Ethena Labs launched USDe in April as a synthetic dollar backed by a delta-hedged portfolio of futures positions on the derivatives market, sparking fears that it would follow Terra/Luna stablecoin’s disastrous journey of 2022. However, after just four months of operations it has completely outshone competitors and shot straight up into the top four by market cap – with demand even driving its governance token ENA beyond most peers in value terms.
USDe stands out with its decentralized finance (DeFi) mechanism. When users deposit cryptocurrency assets like Bitcoin or Ethereum into USDe to create new USDe, its DeFi mechanism simultaneously opens short futures positions for the same notional value on a derivatives exchange – known as delta-neutral hedging. This strategy helps protect users against volatility risk while keeping its price pegged to $1 at all times.
By doing this, USDe has attracted massive amounts of capital while remaining true to its peg – an impressive feat given that federally regulated issuers cannot provide yield on stablecoins under GENIUS Act regulations. USDe’s yield has seen exponential growth as its circulating supply has also surged; now accounting for over $8 billion of locked assets on ENA token.

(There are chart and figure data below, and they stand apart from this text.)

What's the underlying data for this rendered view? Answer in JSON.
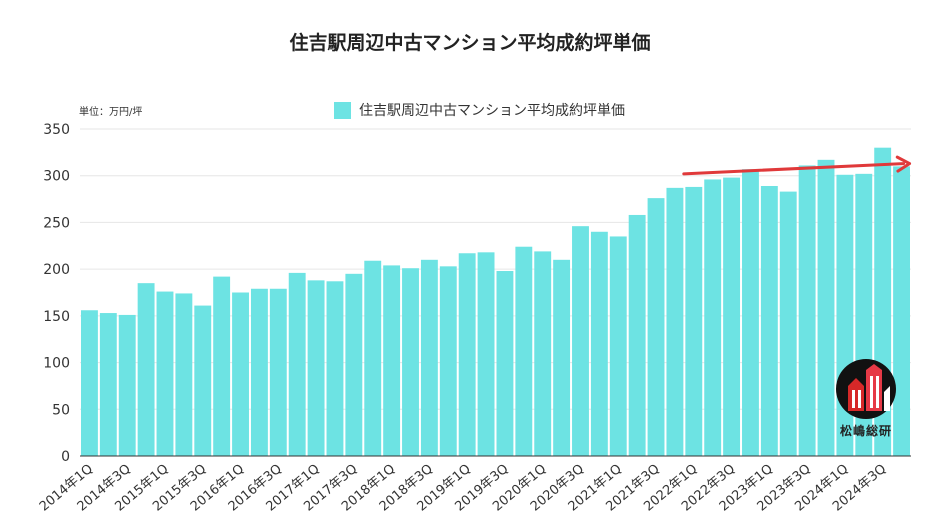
{
  "title": "住吉駅周辺中古マンション平均成約坪単価",
  "unit_label": "単位：万円/坪",
  "colors": {
    "bar": "#6de3e3",
    "trend_arrow": "#e0393a",
    "grid": "#e6e6e6",
    "axis": "#333333"
  },
  "logo": {
    "text": "松嶋総研",
    "icon": "building-logo-icon"
  },
  "chart_data": {
    "type": "bar",
    "title": "住吉駅周辺中古マンション平均成約坪単価",
    "ylim": [
      0,
      350
    ],
    "yticks": [
      0,
      50,
      100,
      150,
      200,
      250,
      300,
      350
    ],
    "grid": true,
    "legend_position": "top",
    "categories": [
      "2014年1Q",
      "2014年2Q",
      "2014年3Q",
      "2014年4Q",
      "2015年1Q",
      "2015年2Q",
      "2015年3Q",
      "2015年4Q",
      "2016年1Q",
      "2016年2Q",
      "2016年3Q",
      "2016年4Q",
      "2017年1Q",
      "2017年2Q",
      "2017年3Q",
      "2017年4Q",
      "2018年1Q",
      "2018年2Q",
      "2018年3Q",
      "2018年4Q",
      "2019年1Q",
      "2019年2Q",
      "2019年3Q",
      "2019年4Q",
      "2020年1Q",
      "2020年2Q",
      "2020年3Q",
      "2020年4Q",
      "2021年1Q",
      "2021年2Q",
      "2021年3Q",
      "2021年4Q",
      "2022年1Q",
      "2022年2Q",
      "2022年3Q",
      "2022年4Q",
      "2023年1Q",
      "2023年2Q",
      "2023年3Q",
      "2023年4Q",
      "2024年1Q",
      "2024年2Q",
      "2024年3Q",
      "2024年4Q"
    ],
    "tick_labels": [
      "2014年1Q",
      "2014年3Q",
      "2015年1Q",
      "2015年3Q",
      "2016年1Q",
      "2016年3Q",
      "2017年1Q",
      "2017年3Q",
      "2018年1Q",
      "2018年3Q",
      "2019年1Q",
      "2019年3Q",
      "2020年1Q",
      "2020年3Q",
      "2021年1Q",
      "2021年3Q",
      "2022年1Q",
      "2022年3Q",
      "2023年1Q",
      "2023年3Q",
      "2024年1Q",
      "2024年3Q"
    ],
    "series": [
      {
        "name": "住吉駅周辺中古マンション平均成約坪単価",
        "values": [
          156,
          153,
          151,
          185,
          176,
          174,
          161,
          192,
          175,
          179,
          179,
          196,
          188,
          187,
          195,
          209,
          204,
          201,
          210,
          203,
          217,
          218,
          198,
          224,
          219,
          210,
          246,
          240,
          235,
          258,
          276,
          287,
          288,
          296,
          298,
          307,
          289,
          283,
          311,
          317,
          301,
          302,
          330,
          310
        ]
      }
    ],
    "annotations": [
      {
        "type": "trend-arrow",
        "from_category": "2022年1Q",
        "from_value": 302,
        "to_category": "2024年4Q",
        "to_value": 313
      }
    ]
  }
}
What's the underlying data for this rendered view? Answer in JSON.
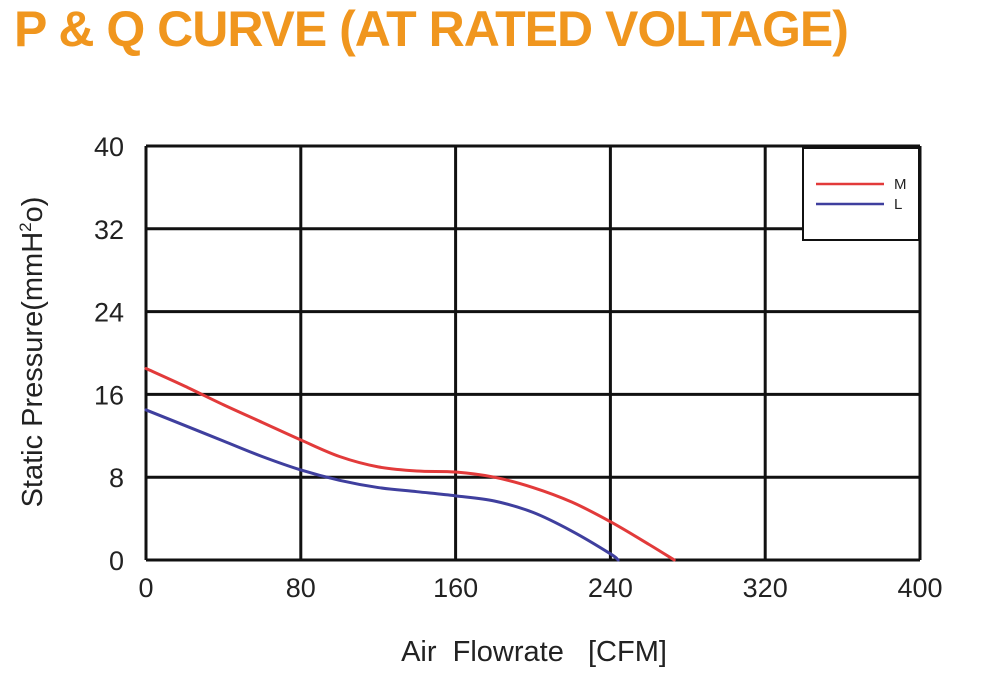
{
  "header": {
    "title": "P & Q CURVE (AT RATED VOLTAGE)"
  },
  "colors": {
    "title": "#f0961e",
    "series_m": "#e23a3a",
    "series_l": "#3f3f9e",
    "grid": "#111111"
  },
  "chart_data": {
    "type": "line",
    "title": "P & Q CURVE (AT RATED VOLTAGE)",
    "xlabel": "Air  Flowrate   [CFM]",
    "ylabel": "Static Pressure(mmH²o)",
    "xlim": [
      0,
      400
    ],
    "ylim": [
      0,
      40
    ],
    "x_ticks": [
      "0",
      "80",
      "160",
      "240",
      "320",
      "400"
    ],
    "y_ticks": [
      "0",
      "8",
      "16",
      "24",
      "32",
      "40"
    ],
    "grid": true,
    "legend_position": "top-right",
    "series": [
      {
        "name": "M",
        "color": "#e23a3a",
        "points": [
          [
            0,
            18.5
          ],
          [
            20,
            16.8
          ],
          [
            40,
            15.0
          ],
          [
            60,
            13.3
          ],
          [
            80,
            11.6
          ],
          [
            100,
            10.0
          ],
          [
            120,
            9.0
          ],
          [
            140,
            8.6
          ],
          [
            160,
            8.5
          ],
          [
            180,
            8.0
          ],
          [
            200,
            7.0
          ],
          [
            220,
            5.6
          ],
          [
            240,
            3.7
          ],
          [
            260,
            1.5
          ],
          [
            273,
            0
          ]
        ]
      },
      {
        "name": "L",
        "color": "#3f3f9e",
        "points": [
          [
            0,
            14.5
          ],
          [
            20,
            13.0
          ],
          [
            40,
            11.5
          ],
          [
            60,
            10.0
          ],
          [
            80,
            8.7
          ],
          [
            100,
            7.7
          ],
          [
            120,
            7.0
          ],
          [
            140,
            6.6
          ],
          [
            160,
            6.2
          ],
          [
            180,
            5.7
          ],
          [
            200,
            4.6
          ],
          [
            220,
            2.8
          ],
          [
            240,
            0.6
          ],
          [
            244,
            0
          ]
        ]
      }
    ]
  }
}
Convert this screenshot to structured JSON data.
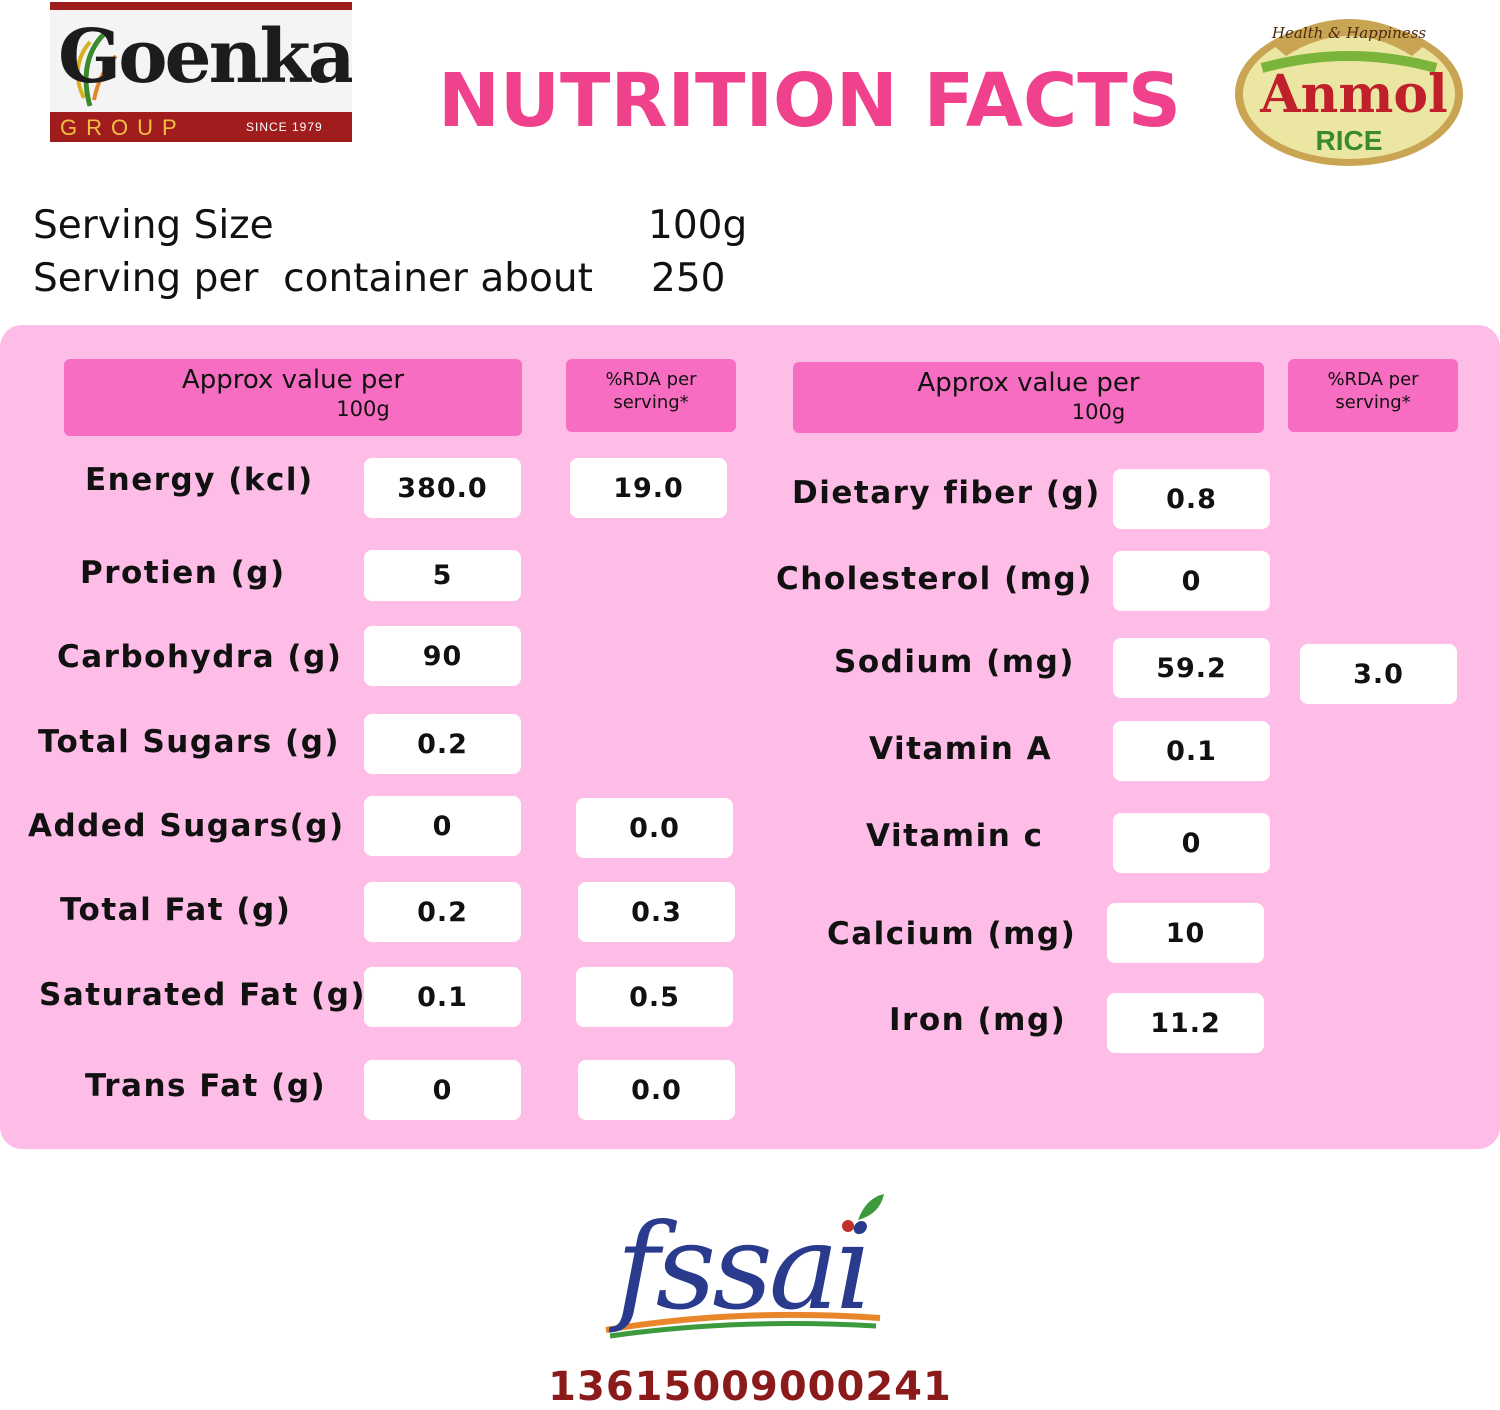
{
  "logos": {
    "goenka": {
      "name": "Goenka",
      "group": "GROUP",
      "since": "SINCE 1979"
    },
    "anmol": {
      "tagline": "Health & Happiness",
      "name": "Anmol",
      "product": "RICE"
    },
    "fssai": {
      "text": "fssai"
    }
  },
  "title": "NUTRITION FACTS",
  "serving": {
    "size_label": "Serving Size",
    "size_value": "100g",
    "per_container_label": "Serving per  container about",
    "per_container_value": "250"
  },
  "headers": {
    "approx_line1": "Approx value per",
    "approx_line2": "100g",
    "rda_line1": "%RDA per",
    "rda_line2": "serving*"
  },
  "left_rows": [
    {
      "label": "Energy (kcl)",
      "value": "380.0",
      "rda": "19.0"
    },
    {
      "label": "Protien (g)",
      "value": "5",
      "rda": ""
    },
    {
      "label": "Carbohydra (g)",
      "value": "90",
      "rda": ""
    },
    {
      "label": "Total Sugars (g)",
      "value": "0.2",
      "rda": ""
    },
    {
      "label": "Added Sugars(g)",
      "value": "0",
      "rda": "0.0"
    },
    {
      "label": "Total Fat (g)",
      "value": "0.2",
      "rda": "0.3"
    },
    {
      "label": "Saturated Fat (g)",
      "value": "0.1",
      "rda": "0.5"
    },
    {
      "label": "Trans Fat (g)",
      "value": "0",
      "rda": "0.0"
    }
  ],
  "right_rows": [
    {
      "label": "Dietary fiber (g)",
      "value": "0.8",
      "rda": ""
    },
    {
      "label": "Cholesterol (mg)",
      "value": "0",
      "rda": ""
    },
    {
      "label": "Sodium (mg)",
      "value": "59.2",
      "rda": "3.0"
    },
    {
      "label": "Vitamin A",
      "value": "0.1",
      "rda": ""
    },
    {
      "label": "Vitamin c",
      "value": "0",
      "rda": ""
    },
    {
      "label": "Calcium (mg)",
      "value": "10",
      "rda": ""
    },
    {
      "label": "Iron (mg)",
      "value": "11.2",
      "rda": ""
    }
  ],
  "license_number": "13615009000241",
  "colors": {
    "title": "#f0418c",
    "panel": "#fdbde7",
    "header": "#f76dc2",
    "license": "#8b1a1a"
  }
}
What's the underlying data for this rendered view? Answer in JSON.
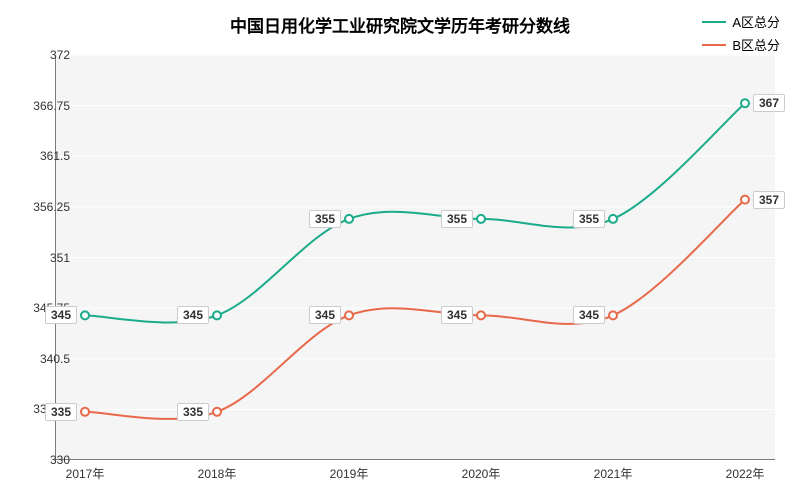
{
  "chart": {
    "type": "line",
    "title": "中国日用化学工业研究院文学历年考研分数线",
    "title_fontsize": 17,
    "background_color": "#ffffff",
    "plot_background_color": "#f5f5f5",
    "grid_color": "#ffffff",
    "axis_color": "#555555",
    "x": {
      "categories": [
        "2017年",
        "2018年",
        "2019年",
        "2020年",
        "2021年",
        "2022年"
      ],
      "label_fontsize": 12
    },
    "y": {
      "min": 330,
      "max": 372,
      "ticks": [
        330,
        335.25,
        340.5,
        345.75,
        351,
        356.25,
        361.5,
        366.75,
        372
      ],
      "label_fontsize": 12
    },
    "series": [
      {
        "name": "A区总分",
        "color": "#1aab8a",
        "line_width": 2,
        "marker": "circle",
        "marker_size": 4,
        "values": [
          345,
          345,
          355,
          355,
          355,
          367
        ]
      },
      {
        "name": "B区总分",
        "color": "#e8684a",
        "line_width": 2,
        "marker": "circle",
        "marker_size": 4,
        "values": [
          335,
          335,
          345,
          345,
          345,
          357
        ]
      }
    ],
    "legend": {
      "position": "top-right",
      "fontsize": 13
    }
  }
}
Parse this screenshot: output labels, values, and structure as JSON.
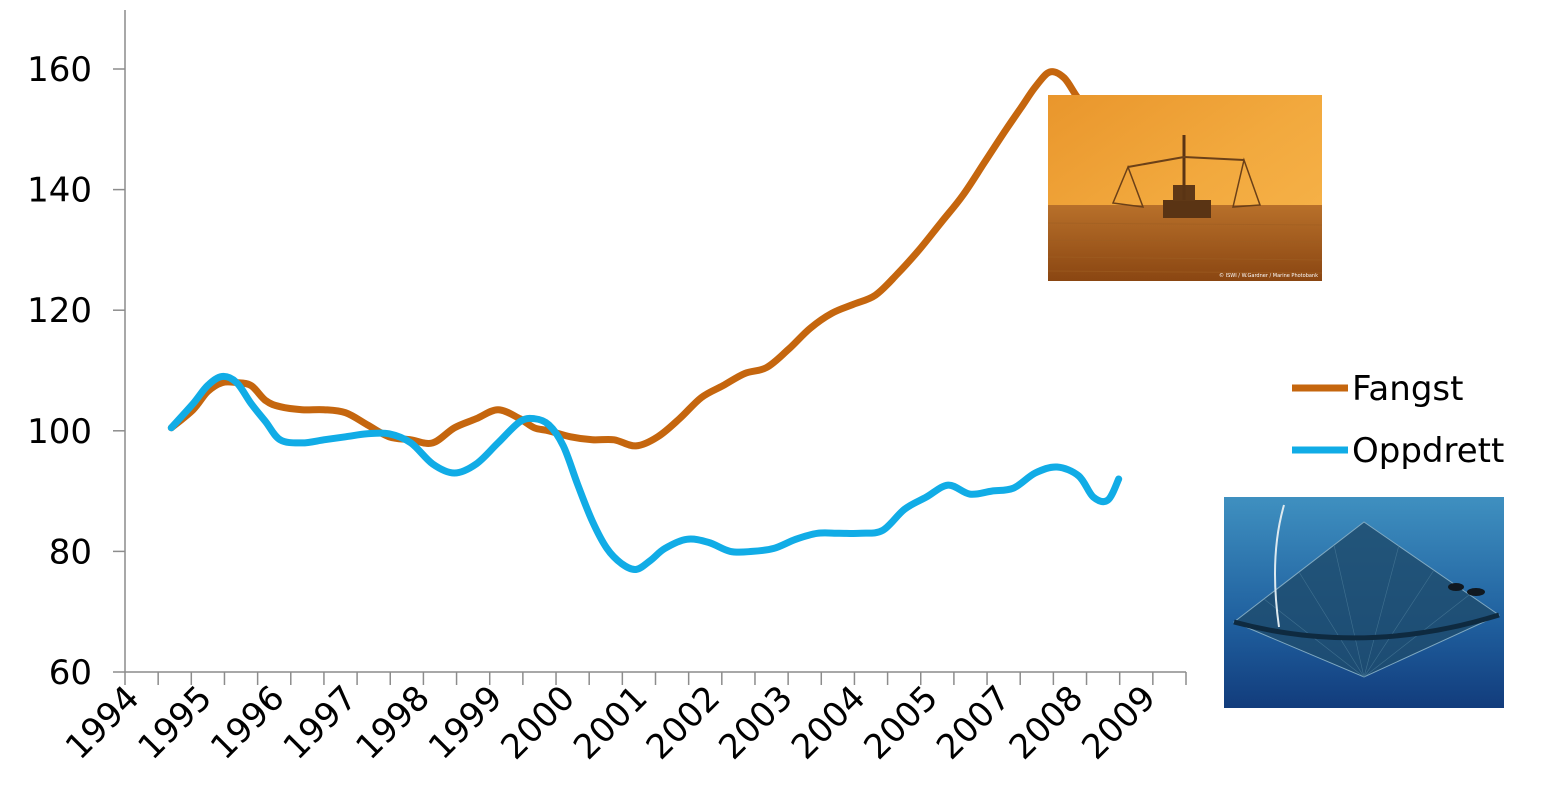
{
  "chart_data": {
    "type": "line",
    "title": "",
    "xlabel": "",
    "ylabel": "",
    "ylim": [
      60,
      170
    ],
    "yticks": [
      "60",
      "80",
      "100",
      "120",
      "140",
      "160"
    ],
    "categories": [
      "1994",
      "1995",
      "1996",
      "1997",
      "1998",
      "1999",
      "2000",
      "2001",
      "2002",
      "2003",
      "2004",
      "2005",
      "2007",
      "2008",
      "2009"
    ],
    "grid": false,
    "legend_position": "right",
    "series": [
      {
        "name": "Fangst",
        "color": "#C5660E",
        "x": [
          0.5,
          0.8,
          1.0,
          1.2,
          1.4,
          1.6,
          1.8,
          2.0,
          2.3,
          2.6,
          2.9,
          3.2,
          3.5,
          3.8,
          4.1,
          4.4,
          4.7,
          5.0,
          5.3,
          5.5,
          5.7,
          6.0,
          6.3,
          6.6,
          6.9,
          7.2,
          7.5,
          7.8,
          8.1,
          8.4,
          8.7,
          9.0,
          9.3,
          9.6,
          9.9,
          10.2,
          10.5,
          10.8,
          11.1,
          11.4,
          11.7,
          12.0,
          12.2,
          12.4,
          12.6,
          12.8,
          13.0,
          13.2,
          13.4
        ],
        "values": [
          100.5,
          103.5,
          106.5,
          108,
          108,
          107.5,
          105,
          104,
          103.5,
          103.5,
          103,
          101,
          99,
          98.5,
          98,
          100.5,
          102,
          103.5,
          102,
          100.5,
          100,
          99,
          98.5,
          98.5,
          97.5,
          99,
          102,
          105.5,
          107.5,
          109.5,
          110.5,
          113.5,
          117,
          119.5,
          121,
          122.5,
          126,
          130,
          134.5,
          139,
          144.5,
          150,
          153.5,
          157,
          159.5,
          158.5,
          155,
          153,
          152
        ]
      },
      {
        "name": "Oppdrett",
        "color": "#11ACE6",
        "x": [
          0.5,
          0.8,
          1.0,
          1.2,
          1.4,
          1.6,
          1.8,
          2.0,
          2.3,
          2.6,
          2.9,
          3.2,
          3.5,
          3.8,
          4.1,
          4.4,
          4.7,
          5.0,
          5.3,
          5.5,
          5.7,
          5.9,
          6.1,
          6.3,
          6.5,
          6.7,
          6.9,
          7.1,
          7.3,
          7.6,
          7.9,
          8.2,
          8.5,
          8.8,
          9.1,
          9.4,
          9.7,
          10.0,
          10.3,
          10.6,
          10.9,
          11.2,
          11.5,
          11.8,
          12.1,
          12.4,
          12.7,
          13.0,
          13.2,
          13.4,
          13.55
        ],
        "values": [
          100.5,
          104.5,
          107.5,
          109,
          108,
          104.5,
          101.5,
          98.5,
          98,
          98.5,
          99,
          99.5,
          99.5,
          98,
          94.5,
          93,
          94.5,
          98,
          101.5,
          102,
          101,
          97.5,
          91,
          85,
          80.5,
          78,
          77,
          78.5,
          80.5,
          82,
          81.5,
          80,
          80,
          80.5,
          82,
          83,
          83,
          83,
          83.5,
          87,
          89,
          91,
          89.5,
          90,
          90.5,
          93,
          94,
          92.5,
          89,
          88.5,
          92
        ]
      }
    ]
  },
  "images": {
    "trawler": {
      "label": "© ISWI / W.Gardner / Marine Photobank"
    }
  },
  "colors": {
    "fangst": "#C5660E",
    "oppdrett": "#11ACE6",
    "axis": "#8C8C8C"
  }
}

Part of USDe’s growth can be attributed to the cryptocurrency bull market of early 2024; however, its long-term viability remains to be seen. If bear markets erupt again, funding rates for BTC and ETH perpetual contracts may rise sharply and exacerbate funding risk on long positions held by USDe. Furthermore, as markets become more efficient and liquid, basis spread between long and short positions could narrow further diminishing its yield on derivatives markets.
To address this risk, the USDe protocol features a special backstop fund of $32.7 million; however, should its market cap continue to expand, its size must increase accordingly in order to prevent any USDe-related issues from emerging. CryptoQuant released this week a research paper suggesting that Terra/Luna should add an additional $12 million in its insurance fund in order to avoid similar crises in future. This begs the question as to whether or not USDe’s current backstop can handle an exponential rise in market cap expansion, along with associated staking rewards and governance token distributions. Alternatively, the team may need to consider raising additional capital or restricting staking rewards in order to curb rapid expansion of the protocol. Thankfully, however, USDe’s fundamentals are strong; so long as there is market liquidity, stablecoin will continue to flourish.